Peut-être est-il à l' agonie l'homme qui prend la parole. Il est le dernier à vivre dans ce hameau d' Aragon, près de Huesca. Ainielle est un village où déjà en 1950 il ne restait plus que trois habitants.
"Les maisons commencèrent à montrer leurs mutilations, leurs moignons et leurs os."Le narrateur vit là seul depuis près de dix ans, son épouse est est morte depuis longtemps et il est " habitués depuis toujours à la tristesse et à la solitude de ces montagnes ".

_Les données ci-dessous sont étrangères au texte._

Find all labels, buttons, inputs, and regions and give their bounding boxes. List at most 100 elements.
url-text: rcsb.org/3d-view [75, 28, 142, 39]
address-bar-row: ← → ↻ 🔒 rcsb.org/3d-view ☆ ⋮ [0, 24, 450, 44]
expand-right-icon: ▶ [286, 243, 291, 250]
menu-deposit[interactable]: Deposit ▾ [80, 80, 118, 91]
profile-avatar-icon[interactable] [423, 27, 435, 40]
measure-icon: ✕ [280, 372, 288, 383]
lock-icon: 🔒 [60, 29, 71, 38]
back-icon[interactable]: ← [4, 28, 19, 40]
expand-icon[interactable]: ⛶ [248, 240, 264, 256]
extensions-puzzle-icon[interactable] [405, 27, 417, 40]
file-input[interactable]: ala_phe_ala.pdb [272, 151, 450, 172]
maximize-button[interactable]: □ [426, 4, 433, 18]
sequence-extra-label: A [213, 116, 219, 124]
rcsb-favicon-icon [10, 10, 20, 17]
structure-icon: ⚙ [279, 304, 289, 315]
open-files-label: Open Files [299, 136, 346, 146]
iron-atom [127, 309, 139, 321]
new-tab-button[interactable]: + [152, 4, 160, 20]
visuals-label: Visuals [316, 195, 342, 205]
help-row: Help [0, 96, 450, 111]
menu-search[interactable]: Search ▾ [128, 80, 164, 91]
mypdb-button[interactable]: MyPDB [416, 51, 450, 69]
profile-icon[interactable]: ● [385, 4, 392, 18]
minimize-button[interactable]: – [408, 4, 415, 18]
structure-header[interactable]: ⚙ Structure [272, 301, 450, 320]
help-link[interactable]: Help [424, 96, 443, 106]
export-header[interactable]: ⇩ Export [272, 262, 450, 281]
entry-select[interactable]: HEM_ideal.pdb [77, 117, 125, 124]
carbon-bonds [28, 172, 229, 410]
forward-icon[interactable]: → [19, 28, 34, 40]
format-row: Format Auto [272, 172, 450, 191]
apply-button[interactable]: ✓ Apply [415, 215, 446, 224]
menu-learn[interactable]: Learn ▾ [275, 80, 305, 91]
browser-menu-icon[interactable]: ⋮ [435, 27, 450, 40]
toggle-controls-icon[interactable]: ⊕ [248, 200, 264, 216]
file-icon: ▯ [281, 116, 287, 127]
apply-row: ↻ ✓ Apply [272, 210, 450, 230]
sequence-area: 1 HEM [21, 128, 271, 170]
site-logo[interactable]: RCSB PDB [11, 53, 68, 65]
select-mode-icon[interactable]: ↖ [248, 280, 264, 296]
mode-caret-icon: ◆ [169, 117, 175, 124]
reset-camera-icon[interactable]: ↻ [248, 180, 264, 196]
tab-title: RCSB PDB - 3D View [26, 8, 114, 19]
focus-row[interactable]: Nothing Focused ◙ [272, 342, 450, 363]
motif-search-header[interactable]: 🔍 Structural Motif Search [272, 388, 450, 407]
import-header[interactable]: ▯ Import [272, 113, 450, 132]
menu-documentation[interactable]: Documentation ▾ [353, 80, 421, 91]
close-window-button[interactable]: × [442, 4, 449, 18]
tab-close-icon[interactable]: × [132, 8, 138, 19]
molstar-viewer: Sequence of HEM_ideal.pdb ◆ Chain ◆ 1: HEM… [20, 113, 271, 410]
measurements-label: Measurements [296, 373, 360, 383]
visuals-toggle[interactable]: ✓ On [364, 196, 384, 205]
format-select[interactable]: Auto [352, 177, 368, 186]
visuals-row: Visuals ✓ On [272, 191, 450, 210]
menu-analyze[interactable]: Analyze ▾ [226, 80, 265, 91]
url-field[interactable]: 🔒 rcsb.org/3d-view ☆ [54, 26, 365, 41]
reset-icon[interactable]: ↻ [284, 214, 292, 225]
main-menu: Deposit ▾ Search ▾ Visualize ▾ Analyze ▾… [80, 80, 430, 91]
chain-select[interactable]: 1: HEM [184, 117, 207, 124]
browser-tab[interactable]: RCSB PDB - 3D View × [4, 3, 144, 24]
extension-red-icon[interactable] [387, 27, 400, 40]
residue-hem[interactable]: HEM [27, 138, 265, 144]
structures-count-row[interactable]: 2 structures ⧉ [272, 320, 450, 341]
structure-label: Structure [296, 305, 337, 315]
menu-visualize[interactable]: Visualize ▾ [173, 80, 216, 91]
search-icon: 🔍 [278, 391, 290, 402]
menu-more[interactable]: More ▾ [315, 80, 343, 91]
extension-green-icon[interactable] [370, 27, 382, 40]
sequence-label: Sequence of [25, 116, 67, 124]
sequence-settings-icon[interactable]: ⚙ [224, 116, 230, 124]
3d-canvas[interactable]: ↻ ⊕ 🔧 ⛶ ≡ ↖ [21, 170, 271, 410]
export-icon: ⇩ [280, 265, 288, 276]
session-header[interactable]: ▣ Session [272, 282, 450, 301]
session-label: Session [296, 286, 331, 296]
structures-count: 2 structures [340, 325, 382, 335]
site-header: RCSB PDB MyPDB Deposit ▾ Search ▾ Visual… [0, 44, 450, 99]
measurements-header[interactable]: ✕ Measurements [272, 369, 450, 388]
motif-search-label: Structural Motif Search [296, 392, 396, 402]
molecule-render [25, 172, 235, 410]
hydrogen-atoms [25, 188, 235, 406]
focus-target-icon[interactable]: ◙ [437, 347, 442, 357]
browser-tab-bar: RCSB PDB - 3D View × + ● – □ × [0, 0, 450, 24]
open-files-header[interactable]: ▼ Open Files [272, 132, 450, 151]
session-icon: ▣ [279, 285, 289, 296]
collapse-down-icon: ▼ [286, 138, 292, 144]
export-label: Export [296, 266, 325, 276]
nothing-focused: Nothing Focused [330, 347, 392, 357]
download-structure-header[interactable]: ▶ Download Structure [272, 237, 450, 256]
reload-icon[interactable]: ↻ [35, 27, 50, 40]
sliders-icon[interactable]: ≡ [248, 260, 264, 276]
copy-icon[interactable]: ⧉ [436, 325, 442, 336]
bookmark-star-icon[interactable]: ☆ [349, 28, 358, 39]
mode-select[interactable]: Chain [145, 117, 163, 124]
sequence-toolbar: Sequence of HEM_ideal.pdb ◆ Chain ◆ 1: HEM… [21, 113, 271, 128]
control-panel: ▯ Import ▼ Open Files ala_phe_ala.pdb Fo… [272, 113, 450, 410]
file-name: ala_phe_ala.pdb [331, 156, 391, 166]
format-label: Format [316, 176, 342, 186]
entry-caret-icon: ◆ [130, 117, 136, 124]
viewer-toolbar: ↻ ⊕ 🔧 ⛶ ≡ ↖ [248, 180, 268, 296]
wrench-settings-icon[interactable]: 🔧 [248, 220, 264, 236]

Sa famille a disparu graduellement, Camilo mort on ne sait trop comment, Sara emportée par la maladie à l'âge de 4 ans, il reste bien un fils, Andrès, mais où est-il ?
"La vieille école gisait au sol, complètement effondrée, les murs écroulés et les meubles ensevelis sous un tas de décombres et de lichen."
Le village s'est vidé doucement, la végétation a tout envahi, la nature a repris ses droits sur la terre et les maisons, l'humidité à rongé murs et fenêtres, le vent à décoiffé les toits, la mousse s'infiltre partout. Jusqu'aux animaux qui sont venus s'installer sans demander la permission.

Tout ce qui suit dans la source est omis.